Il est une ressource que les grands randonneurs collectionnent amoureusement. A l’heure du GPS, les globe-trotters du monde entier vouent une adoration pour les bonnes vieilles cartes, à l’instar de celles qui traînent dans les voitures depuis des années. Sauf que celles qui sont prisées ne sont plus éditées depuis des dizaines d’années et datent en fait de la guerre froide. Il suffit de faire le tour des forums de voyage : la panacée, c’est la carte soviétique. Plus exactement, la carte topographique militaire devenue une véritable spécialité de l’ancienne union des républiques socialistes, avant d’en devenir une référence du genre, 25 ans après la chute de Moscou. "C’est étrange que ce pays qui a tellement été diabolisé ait tant apporté à la cartographie" s’amuse ainsi Jack Swab du Penn State Department of Geography. C’est le paradoxe de l’Union soviétique qui, par rivalité avec le bloc de l’Ouest, a su révolutionner des domaines entiers, pas forcément par intérêt scientifique mais surtout par nécessité idéologique.


Berlin Ouest

D’ailleurs, toutes les cartes soviétiques ne se valent pas. Les cartes militaires étaient classées  défense et ne pouvaient être détenues que par les responsables du régime. Pour le peuple, l’histoire est différente. En 1988, le patron des cartographes russes, Viktor R. Yashchenko, finit par avouer un secret de polichinelle, alors que le communisme commence à s’effriter. Oui, les cartes éditées depuis l’époque staliniennes étaient fausses. La ruse, grossière, était censée tromper les Américains et leurs alliés en effaçant une route ou en déplaçant un fleuve de quelques kilomètres au nord. A l’heure des satellites, les rivaux avaient déjà des versions bien plus précises. "Nous avons toutefois continué à le faire," racontait à l’époque Viktor R. Yashchenko.

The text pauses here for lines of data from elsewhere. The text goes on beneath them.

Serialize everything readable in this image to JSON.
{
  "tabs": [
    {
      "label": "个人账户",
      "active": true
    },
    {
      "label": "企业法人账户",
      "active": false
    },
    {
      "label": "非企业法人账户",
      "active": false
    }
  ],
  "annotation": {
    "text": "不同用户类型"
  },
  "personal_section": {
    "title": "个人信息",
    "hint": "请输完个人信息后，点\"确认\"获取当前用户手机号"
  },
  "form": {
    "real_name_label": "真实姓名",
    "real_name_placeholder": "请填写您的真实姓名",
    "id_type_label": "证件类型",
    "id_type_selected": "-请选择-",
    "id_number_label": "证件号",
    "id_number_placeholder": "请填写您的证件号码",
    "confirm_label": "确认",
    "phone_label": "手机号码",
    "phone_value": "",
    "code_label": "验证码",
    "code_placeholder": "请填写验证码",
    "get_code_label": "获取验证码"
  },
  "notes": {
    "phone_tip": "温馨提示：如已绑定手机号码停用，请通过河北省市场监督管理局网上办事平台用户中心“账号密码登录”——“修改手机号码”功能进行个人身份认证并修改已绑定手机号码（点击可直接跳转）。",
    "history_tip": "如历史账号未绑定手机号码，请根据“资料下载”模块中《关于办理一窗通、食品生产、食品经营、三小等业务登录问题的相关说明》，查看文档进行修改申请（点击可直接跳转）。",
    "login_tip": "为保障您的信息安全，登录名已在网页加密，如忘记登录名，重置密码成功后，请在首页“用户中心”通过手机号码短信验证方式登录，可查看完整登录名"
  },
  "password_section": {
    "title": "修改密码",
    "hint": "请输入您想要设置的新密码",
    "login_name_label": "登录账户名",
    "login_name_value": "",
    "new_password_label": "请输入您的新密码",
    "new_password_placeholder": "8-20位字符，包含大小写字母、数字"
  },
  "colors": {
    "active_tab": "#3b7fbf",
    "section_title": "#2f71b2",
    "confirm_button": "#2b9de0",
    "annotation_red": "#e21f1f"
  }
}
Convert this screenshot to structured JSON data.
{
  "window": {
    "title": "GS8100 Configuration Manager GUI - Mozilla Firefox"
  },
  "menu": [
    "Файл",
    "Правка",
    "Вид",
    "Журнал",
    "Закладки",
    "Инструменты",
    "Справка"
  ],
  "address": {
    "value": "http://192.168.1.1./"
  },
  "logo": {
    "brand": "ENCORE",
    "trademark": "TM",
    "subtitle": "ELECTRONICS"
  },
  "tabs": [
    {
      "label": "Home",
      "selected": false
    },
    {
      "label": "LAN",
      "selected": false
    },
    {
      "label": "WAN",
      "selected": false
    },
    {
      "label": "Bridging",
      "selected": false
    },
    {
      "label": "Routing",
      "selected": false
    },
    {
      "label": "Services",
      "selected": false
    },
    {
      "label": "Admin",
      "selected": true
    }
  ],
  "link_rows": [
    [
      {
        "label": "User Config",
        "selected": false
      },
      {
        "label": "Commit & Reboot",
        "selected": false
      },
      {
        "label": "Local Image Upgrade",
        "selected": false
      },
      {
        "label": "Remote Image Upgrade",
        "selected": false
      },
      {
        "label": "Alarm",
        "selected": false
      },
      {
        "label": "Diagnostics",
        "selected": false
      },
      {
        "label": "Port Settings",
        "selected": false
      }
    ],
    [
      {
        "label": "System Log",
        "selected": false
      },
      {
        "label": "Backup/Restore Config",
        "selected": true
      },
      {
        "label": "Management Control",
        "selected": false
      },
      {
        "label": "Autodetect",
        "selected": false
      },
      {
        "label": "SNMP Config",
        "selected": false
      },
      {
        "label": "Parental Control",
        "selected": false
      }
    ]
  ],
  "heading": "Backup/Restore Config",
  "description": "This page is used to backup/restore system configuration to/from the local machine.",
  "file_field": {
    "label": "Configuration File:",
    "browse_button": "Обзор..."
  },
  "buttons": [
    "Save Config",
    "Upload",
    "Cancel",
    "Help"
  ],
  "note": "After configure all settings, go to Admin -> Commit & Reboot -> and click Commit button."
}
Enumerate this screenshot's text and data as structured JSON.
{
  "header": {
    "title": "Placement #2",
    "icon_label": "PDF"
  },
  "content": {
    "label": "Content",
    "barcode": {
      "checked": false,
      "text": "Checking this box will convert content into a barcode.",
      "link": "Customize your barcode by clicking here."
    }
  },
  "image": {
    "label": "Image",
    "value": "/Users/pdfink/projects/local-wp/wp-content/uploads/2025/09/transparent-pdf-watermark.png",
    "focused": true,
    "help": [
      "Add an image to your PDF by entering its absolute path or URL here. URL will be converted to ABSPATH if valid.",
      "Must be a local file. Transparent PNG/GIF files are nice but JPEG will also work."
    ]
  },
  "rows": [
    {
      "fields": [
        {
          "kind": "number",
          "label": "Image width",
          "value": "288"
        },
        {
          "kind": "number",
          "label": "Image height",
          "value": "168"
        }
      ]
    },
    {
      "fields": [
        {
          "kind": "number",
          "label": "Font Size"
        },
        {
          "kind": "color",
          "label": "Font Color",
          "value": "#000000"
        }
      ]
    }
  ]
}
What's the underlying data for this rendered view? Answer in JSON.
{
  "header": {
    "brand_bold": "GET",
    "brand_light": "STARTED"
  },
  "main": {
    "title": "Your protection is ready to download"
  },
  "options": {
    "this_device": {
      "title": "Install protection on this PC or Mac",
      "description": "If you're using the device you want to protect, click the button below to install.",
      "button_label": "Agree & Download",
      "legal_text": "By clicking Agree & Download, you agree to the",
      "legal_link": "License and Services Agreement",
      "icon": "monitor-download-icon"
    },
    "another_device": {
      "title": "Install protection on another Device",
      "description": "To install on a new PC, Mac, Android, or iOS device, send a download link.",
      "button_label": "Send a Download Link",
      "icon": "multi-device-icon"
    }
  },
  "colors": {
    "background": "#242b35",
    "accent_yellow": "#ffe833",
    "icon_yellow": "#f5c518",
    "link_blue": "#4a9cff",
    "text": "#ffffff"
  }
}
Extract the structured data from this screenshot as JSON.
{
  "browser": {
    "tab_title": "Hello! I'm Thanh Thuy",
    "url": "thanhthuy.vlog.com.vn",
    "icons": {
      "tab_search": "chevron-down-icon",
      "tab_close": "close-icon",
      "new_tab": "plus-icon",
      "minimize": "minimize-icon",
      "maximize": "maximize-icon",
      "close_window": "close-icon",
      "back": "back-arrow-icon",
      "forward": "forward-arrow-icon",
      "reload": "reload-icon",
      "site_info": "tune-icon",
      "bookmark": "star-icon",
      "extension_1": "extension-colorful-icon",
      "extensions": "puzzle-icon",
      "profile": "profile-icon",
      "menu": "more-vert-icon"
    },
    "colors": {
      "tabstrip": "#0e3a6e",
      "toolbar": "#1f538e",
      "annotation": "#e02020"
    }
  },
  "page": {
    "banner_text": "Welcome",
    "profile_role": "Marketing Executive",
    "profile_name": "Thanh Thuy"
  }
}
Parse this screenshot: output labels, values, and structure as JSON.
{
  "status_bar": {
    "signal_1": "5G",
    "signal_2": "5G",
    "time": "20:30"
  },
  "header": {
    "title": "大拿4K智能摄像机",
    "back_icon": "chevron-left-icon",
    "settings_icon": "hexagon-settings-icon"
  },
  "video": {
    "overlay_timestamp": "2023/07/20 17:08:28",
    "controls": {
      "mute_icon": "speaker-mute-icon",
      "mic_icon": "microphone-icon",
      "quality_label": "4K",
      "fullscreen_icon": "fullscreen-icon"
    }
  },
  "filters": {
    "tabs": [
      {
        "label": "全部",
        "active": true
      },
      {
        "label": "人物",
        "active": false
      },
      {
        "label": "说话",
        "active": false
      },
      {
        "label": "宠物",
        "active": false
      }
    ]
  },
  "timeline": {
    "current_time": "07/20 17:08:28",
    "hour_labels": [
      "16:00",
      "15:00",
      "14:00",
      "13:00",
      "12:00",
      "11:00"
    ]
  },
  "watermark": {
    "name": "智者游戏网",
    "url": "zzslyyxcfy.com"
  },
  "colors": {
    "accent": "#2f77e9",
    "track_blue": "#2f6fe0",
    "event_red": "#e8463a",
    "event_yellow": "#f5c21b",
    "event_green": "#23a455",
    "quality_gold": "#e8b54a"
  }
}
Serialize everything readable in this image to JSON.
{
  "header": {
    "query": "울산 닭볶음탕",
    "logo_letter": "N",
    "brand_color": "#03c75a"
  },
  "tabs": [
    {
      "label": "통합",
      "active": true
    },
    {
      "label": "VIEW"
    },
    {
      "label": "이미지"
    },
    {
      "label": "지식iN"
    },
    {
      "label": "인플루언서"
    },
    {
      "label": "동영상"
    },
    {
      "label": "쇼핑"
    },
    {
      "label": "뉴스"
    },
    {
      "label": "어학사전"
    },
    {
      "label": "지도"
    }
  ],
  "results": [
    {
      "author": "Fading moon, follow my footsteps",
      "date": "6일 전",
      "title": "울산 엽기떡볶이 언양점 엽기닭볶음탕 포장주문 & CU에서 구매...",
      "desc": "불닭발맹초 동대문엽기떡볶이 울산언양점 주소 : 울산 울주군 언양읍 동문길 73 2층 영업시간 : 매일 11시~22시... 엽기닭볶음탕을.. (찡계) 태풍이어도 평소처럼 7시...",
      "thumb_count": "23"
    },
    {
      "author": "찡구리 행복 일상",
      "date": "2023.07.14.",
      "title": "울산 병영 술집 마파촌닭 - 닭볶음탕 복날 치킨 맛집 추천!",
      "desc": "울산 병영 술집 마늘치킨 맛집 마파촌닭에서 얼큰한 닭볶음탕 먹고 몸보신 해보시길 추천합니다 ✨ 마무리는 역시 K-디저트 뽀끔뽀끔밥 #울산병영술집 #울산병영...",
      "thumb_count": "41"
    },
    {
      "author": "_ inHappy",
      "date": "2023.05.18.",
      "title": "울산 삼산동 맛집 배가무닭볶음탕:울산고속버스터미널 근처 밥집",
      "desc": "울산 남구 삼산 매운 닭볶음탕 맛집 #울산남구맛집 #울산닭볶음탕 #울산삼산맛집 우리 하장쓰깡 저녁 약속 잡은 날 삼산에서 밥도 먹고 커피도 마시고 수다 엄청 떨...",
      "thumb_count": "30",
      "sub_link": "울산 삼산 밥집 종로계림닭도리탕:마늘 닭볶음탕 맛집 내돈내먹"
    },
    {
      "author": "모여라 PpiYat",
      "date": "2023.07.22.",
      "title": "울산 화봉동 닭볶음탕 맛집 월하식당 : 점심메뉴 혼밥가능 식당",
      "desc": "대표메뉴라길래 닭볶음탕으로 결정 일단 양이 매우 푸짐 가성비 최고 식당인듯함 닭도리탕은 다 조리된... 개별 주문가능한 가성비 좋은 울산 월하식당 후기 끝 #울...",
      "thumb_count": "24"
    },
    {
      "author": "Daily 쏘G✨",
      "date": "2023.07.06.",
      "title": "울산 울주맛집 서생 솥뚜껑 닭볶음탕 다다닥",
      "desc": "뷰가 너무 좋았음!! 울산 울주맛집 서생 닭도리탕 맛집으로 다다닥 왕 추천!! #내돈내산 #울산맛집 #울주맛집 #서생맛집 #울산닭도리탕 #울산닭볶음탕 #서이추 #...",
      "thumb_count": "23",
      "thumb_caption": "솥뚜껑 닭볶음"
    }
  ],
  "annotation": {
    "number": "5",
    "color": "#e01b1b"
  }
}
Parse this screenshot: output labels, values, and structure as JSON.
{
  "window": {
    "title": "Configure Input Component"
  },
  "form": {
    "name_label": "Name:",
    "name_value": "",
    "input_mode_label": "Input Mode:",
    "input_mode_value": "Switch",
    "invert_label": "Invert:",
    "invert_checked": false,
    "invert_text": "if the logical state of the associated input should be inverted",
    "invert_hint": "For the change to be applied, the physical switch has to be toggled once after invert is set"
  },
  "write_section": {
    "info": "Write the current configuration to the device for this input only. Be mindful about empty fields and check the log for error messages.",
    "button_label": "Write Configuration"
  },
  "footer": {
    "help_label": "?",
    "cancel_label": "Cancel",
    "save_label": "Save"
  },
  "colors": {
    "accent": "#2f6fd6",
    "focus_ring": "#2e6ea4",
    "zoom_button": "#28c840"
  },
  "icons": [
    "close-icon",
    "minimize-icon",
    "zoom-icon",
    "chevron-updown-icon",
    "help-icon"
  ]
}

A tourist map (left) of Tallinn produced for the 1980 Olympics is short on detail and accuracy compared to a Soviet military map of the same area made in 1976.
Tallin version touristique et version militaire

Dans les années 1980, ces cartes n’intéressent plus personne mais ce sont celles que possèdent les militaires qui fascinent. C’est l’époque où les vendeurs de cartes s’arrachent ces objets précieux. Wired raconte un épisode de 1989 lorsqu’un Britannique, Russel Guy, échange discrètement à l’héliport de Tallin (Estonie), une mallette de 250 000 dollars contre un attaché-case rempli de ces fameuses cartes topographiques militaires. « Je pense qu’on a du acheter un million de plans, peut-être plus, » raconte-t-il aujourd’hui. D’une précision incroyable, ces cartes englobent le monde entier, que ce soit la Russie, l’Europe et même les Etats-Unis.


New York

La plus grande surprise des observateurs est la densité d’informations qu’elles contiennent. Si les cartes officielles étaient bien fausses, celles des militaires surpassent largement toutes les autres, à commencer par les cartes américaines. On y trouve les routes, mais aussi la taille des routes. On y trouve les ponts, mais aussi la capacité de ces ponts… En fait, c’est un véritable plan d’invasion ! Une carte de Manchester (Royaume-Uni), révélée en 2009, montrait même le chemin à prendre pour les tanks T-72 s’il fallait envahir la ville. "Les militaires soviétiques qui ont compilé ces cartes, ont utilisé des moyens aériens, comme des avions espions et des images satellites, pour compléter les cartes traditionnelles britanniques" analyse pour le Daily Mail Chris Perkins, de l’université de Manchester. Et cette carte date de… 1974. Une véritable prouesse.

Soviet Map
Manchester : les routes pour les tanks sont en orange

Sur les cartes des grandes villes américaines, les sites sensibles sont ajoutés. Les usines sont décrites et leur production signalée. Des couleurs sont utilisées pour différencier la nature des bâtiments : les sites industriels en noir, l'administration en violet les installations militaires en vert. Certains sites présents sont même inconnus du public dans le pays où ils sont situés. Cette mine d’or a pu être conservé par des férus d’histoire comme Russel Guy, aidé par quelques officiers russes qui ont refusé de bruler ces cartes comme ordonné. Ce sujet est même devenu un tabou en Russie. Mais si les plans sont désormais remplacés par les GPS, ces cartes restent le témoignage extraordinaire du talent des cartographes soviétiques, mais aussi du danger que pouvait représenter l’URSS  pendant la guerre froide.